L’Unità si occupa delle prossime elezioni in Germania. A partire da quelle in bassa Sassonia, previste per il 20 di gennaio: “Liberali a picco, Merkel verso la grande coalizione”. Nei sondaggi la Fdp sarebbe al 2 per cento, mentre la Cancelliera vola, senza più liberali, alle elezioni per il rinnovo del Bundestag, a settembre, uscirà o perdente o costretta ad allearsi con i socialdemocratici, se non con i Verdi.
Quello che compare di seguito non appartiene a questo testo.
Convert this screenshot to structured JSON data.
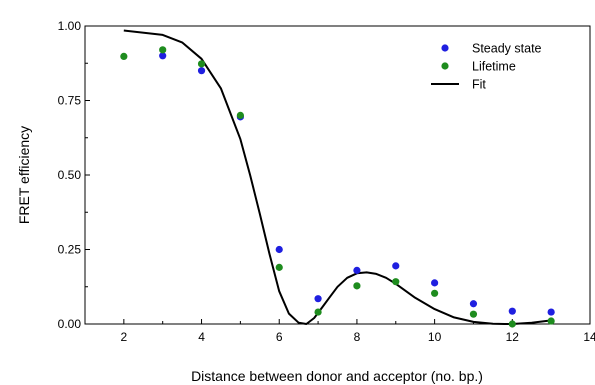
{
  "chart_data": {
    "type": "scatter",
    "title": "",
    "xlabel": "Distance between donor and acceptor (no. bp.)",
    "ylabel": "FRET efficiency",
    "xlim": [
      1,
      14
    ],
    "ylim": [
      0,
      1
    ],
    "x_ticks": [
      2,
      4,
      6,
      8,
      10,
      12,
      14
    ],
    "x_tick_labels": [
      "2",
      "4",
      "6",
      "8",
      "10",
      "12",
      "14"
    ],
    "y_ticks": [
      0,
      0.25,
      0.5,
      0.75,
      1.0
    ],
    "y_tick_labels": [
      "0.00",
      "0.25",
      "0.50",
      "0.75",
      "1.00"
    ],
    "grid": false,
    "legend_position": "top-right",
    "series": [
      {
        "name": "Steady state",
        "kind": "scatter",
        "color": "#1f1fe0",
        "x": [
          3,
          4,
          5,
          6,
          7,
          8,
          9,
          10,
          11,
          12,
          13
        ],
        "y": [
          0.9,
          0.85,
          0.695,
          0.25,
          0.085,
          0.18,
          0.195,
          0.138,
          0.068,
          0.043,
          0.04
        ]
      },
      {
        "name": "Lifetime",
        "kind": "scatter",
        "color": "#1e8c1e",
        "x": [
          2,
          3,
          4,
          5,
          6,
          7,
          8,
          9,
          10,
          11,
          12,
          13
        ],
        "y": [
          0.898,
          0.92,
          0.873,
          0.7,
          0.19,
          0.04,
          0.128,
          0.142,
          0.103,
          0.033,
          0.0,
          0.01
        ]
      },
      {
        "name": "Fit",
        "kind": "line",
        "color": "#000000",
        "x": [
          2,
          3,
          3.5,
          4,
          4.5,
          5,
          5.25,
          5.5,
          5.75,
          6,
          6.25,
          6.5,
          6.7,
          6.9,
          7.1,
          7.3,
          7.5,
          7.75,
          8,
          8.25,
          8.5,
          8.75,
          9,
          9.5,
          10,
          10.5,
          11,
          11.5,
          11.8,
          12,
          12.5,
          13
        ],
        "y": [
          0.985,
          0.97,
          0.945,
          0.89,
          0.79,
          0.62,
          0.5,
          0.37,
          0.235,
          0.11,
          0.035,
          0.004,
          0.0,
          0.02,
          0.055,
          0.09,
          0.125,
          0.155,
          0.17,
          0.173,
          0.168,
          0.155,
          0.135,
          0.088,
          0.05,
          0.022,
          0.007,
          0.001,
          0.0,
          0.0,
          0.004,
          0.012
        ]
      }
    ]
  }
}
Per L’Unità è una occasione per riflettere sulle ripercussioni per la sinistra europea: si riuscirà ad elaborare una contro-agenda per la crescita, visto che il socialista Hollande è in difficoltà in Francia e da noi la campagna elettorale “è partita pro o contro una agenda Monti”.
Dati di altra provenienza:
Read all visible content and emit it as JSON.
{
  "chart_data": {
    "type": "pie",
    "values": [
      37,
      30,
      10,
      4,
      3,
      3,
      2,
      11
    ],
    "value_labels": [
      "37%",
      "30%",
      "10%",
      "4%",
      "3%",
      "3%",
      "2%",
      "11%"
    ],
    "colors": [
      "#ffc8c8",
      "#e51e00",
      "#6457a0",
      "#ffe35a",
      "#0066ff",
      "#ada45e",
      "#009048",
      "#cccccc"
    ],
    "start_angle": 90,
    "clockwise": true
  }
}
Il Corriere della Sera si interroga sulle possibilità che ha il candidato socialdemocratico alla Cancelleria Steinbruck sia quello giusto per sconfiggere la Merkel. A porsi questo interrogativo è stato il quotidiano Handelsblatt. Steinbruck è stato scelto per la sua competenza economica e politica acquisita come ministro delle finanze nella Grosse Koalition ai tempi della crisi, e soltanto un mese fa il congresso del suo partito aveva votato al 93 per cento per la sua candidatura. Ma il settimanale Stern ha scritto che, secondo nuovi sondaggi, solo il 22 per cento degli elettori voterebbe per lui (4 in meno rispetto a dicembre) mentre il 58 per cento preferirebbe la Cancelliera (che ha guadagnato il 7 per cento nei sondaggi).

Si citano poi le gaffes commesse da Strinbruck: onorari elevati per i suoi discorsi, critiche allo stipendio che considera “troppo basso” (circa 300 mila euro) della Cancelliera, e lobbying presso la Thyssenkrupp.
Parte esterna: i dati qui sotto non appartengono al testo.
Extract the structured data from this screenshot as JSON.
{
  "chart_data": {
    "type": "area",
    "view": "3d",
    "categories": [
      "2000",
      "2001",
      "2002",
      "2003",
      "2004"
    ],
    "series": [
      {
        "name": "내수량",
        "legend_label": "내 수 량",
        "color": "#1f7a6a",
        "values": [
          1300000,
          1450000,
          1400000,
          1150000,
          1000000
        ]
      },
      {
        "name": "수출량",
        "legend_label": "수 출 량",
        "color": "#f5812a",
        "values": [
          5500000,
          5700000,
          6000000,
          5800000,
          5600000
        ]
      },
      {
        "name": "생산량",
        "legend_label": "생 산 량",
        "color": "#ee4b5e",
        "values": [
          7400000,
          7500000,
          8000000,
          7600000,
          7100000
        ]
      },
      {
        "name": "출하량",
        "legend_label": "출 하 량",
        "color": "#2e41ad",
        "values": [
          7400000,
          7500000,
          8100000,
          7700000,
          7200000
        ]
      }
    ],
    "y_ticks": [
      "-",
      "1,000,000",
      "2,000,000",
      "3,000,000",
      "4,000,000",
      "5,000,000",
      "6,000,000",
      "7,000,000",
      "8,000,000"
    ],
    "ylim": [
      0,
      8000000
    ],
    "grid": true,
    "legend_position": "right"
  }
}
Il Corriere della Sera si occupa invece delle elezioni parlamentari israeliane previste il 22 gennaio, e lo fa intervistando il leader dell’ultradestra Naftali Bennet. “Il milionario israeliano che vuole annettere la Cisgiordania. E insidia Netanyahu”. Idolo dei coloni, ha portato il suo partito a una spettacolare ascesa: diventerebbe la terza formazione del Paese. Dice: “Stabilire uno Stato palestinese nella terra di Israele porterebbe ad una guerra eterna”. Il suo piano è annettere il 60 per cento della Cisgiordania, offrendo ai 50 mila palestinesi che vi risiedono la scelta tra la cittadinanza e andarsene.